The Potential Future

Hypothetically, a sufficiently advanced surgical robot would have access to more data than its human counterparts, and would be able to operate with more precision and a smaller chance of error. It would be safer, more efficient, and possibly even cheaper to rely on a fleet of artificially intelligent, automated machines to handle this work. What we see today is merely the first step on this track of development, so what’s stopping us from achieving this safer, healthier reality?
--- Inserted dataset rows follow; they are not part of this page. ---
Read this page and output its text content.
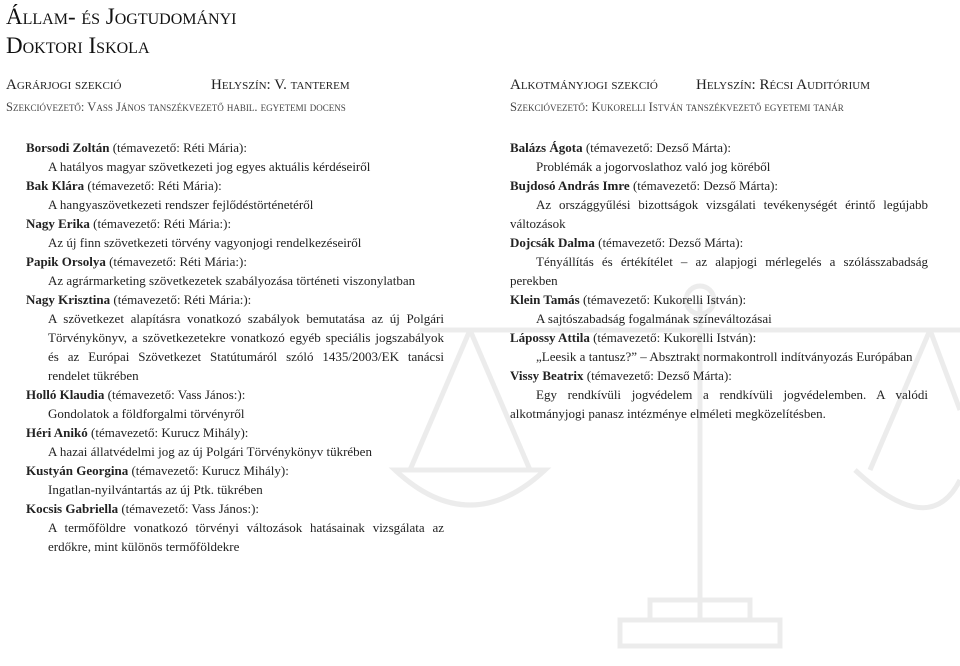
Állam- és Jogtudományi
Doktori Iskola
Agrárjogi szekció	Helyszín: V. tanterem
Szekcióvezető: Vass János tanszékvezető habil. egyetemi docens
Borsodi Zoltán (témavezető: Réti Mária):
A hatályos magyar szövetkezeti jog egyes aktuális kérdéseiről
Bak Klára (témavezető: Réti Mária):
A hangyaszövetkezeti rendszer fejlődéstörténetéről
Nagy Erika (témavezető: Réti Mária:):
Az új finn szövetkezeti törvény vagyonjogi rendelkezéseiről
Papik Orsolya (témavezető: Réti Mária:):
Az agrármarketing szövetkezetek szabályozása történeti viszonylatban
Nagy Krisztina (témavezető: Réti Mária:):
A szövetkezet alapításra vonatkozó szabályok bemutatása az új Polgári Törvénykönyv, a szövetkezetekre vonatkozó egyéb speciális jogszabályok és az Európai Szövetkezet Statútumáról szóló 1435/2003/EK tanácsi rendelet tükrében
Holló Klaudia (témavezető: Vass János:):
Gondolatok a földforgalmi törvényről
Héri Anikó (témavezető: Kurucz Mihály):
A hazai állatvédelmi jog az új Polgári Törvénykönyv tükrében
Kustyán Georgina (témavezető: Kurucz Mihály):
Ingatlan-nyilvántartás az új Ptk. tükrében
Kocsis Gabriella (témavezető: Vass János:):
A termőföldre vonatkozó törvényi változások hatásainak vizsgálata az erdőkre, mint különös termőföldekre
Alkotmányjogi szekció	Helyszín: Récsi Auditórium
Szekcióvezető: Kukorelli István tanszékvezető egyetemi tanár
Balázs Ágota (témavezető: Dezső Márta):
Problémák a jogorvoslathoz való jog köréből
Bujdosó András Imre (témavezető: Dezső Márta):
Az országgyűlési bizottságok vizsgálati tevékenységét érintő legújabb változások
Dojcsák Dalma (témavezető: Dezső Márta):
Tényállítás és értékítélet – az alapjogi mérlegelés a szólásszabadság perekben
Klein Tamás (témavezető: Kukorelli István):
A sajtószabadság fogalmának színeváltozásai
Lápossy Attila (témavezető: Kukorelli István):
„Leesik a tantusz?” – Absztrakt normakontroll indítványozás Európában
Vissy Beatrix (témavezető: Dezső Márta):
Egy rendkívüli jogvédelem a rendkívüli jogvédelemben. A valódi alkotmányjogi panasz intézménye elméleti megközelítésben.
Issues That Still Need to Be Addressed

These are the main issues preventing surgical robots from being more advanced and more widespread:

  • AI challenges. While some surgical procedures are routine and predictable, others are highly variable, with tissue that looks different depending on the individual patient. Developing an AI that can follow a series of steps but still be able to identify when a complication has emerged requires expertise, and juggling thousands of variables simultaneously. That’s why the only automated robots in circulation currently are focused on tedious, low-level tasks.
  • Backup plans. All robots are currently used in conjunction with humans, under close supervision, so that the human surgeon may take over in the event that something goes wrong. In a future where surgeries are automated, why kinds of backup plans will we have?
  • Security. Security is always a concern with new technology. What would happen if a hacker gains control of these automated devices, holding them hostage or threatening a patient’s life? How can we ensure they end up in the most responsible hands?
  • Testing ethics. Before robotic surgery technology rolls out to the general public, it needs to be tested on a number of human patients, but that produces an ethical dilemma; at what point are we comfortable subjecting human guinea pigs to these machines?
  • Patient acceptance. Finally, patients will need to consent to having robotic surgeons operate on them, and winning over the public trust is going to be a massive challenge. Fears of unpredictability or robot takeovers may halt an otherwise natural progression.

The world of robotically-controlled surgery is just starting to develop, but the future holds much promise. Researchers are working tirelessly to address the potential threats and challenges that automated surgeons hold, and iteratively, we’ll all come to accept the efficiency and reliability of these machines.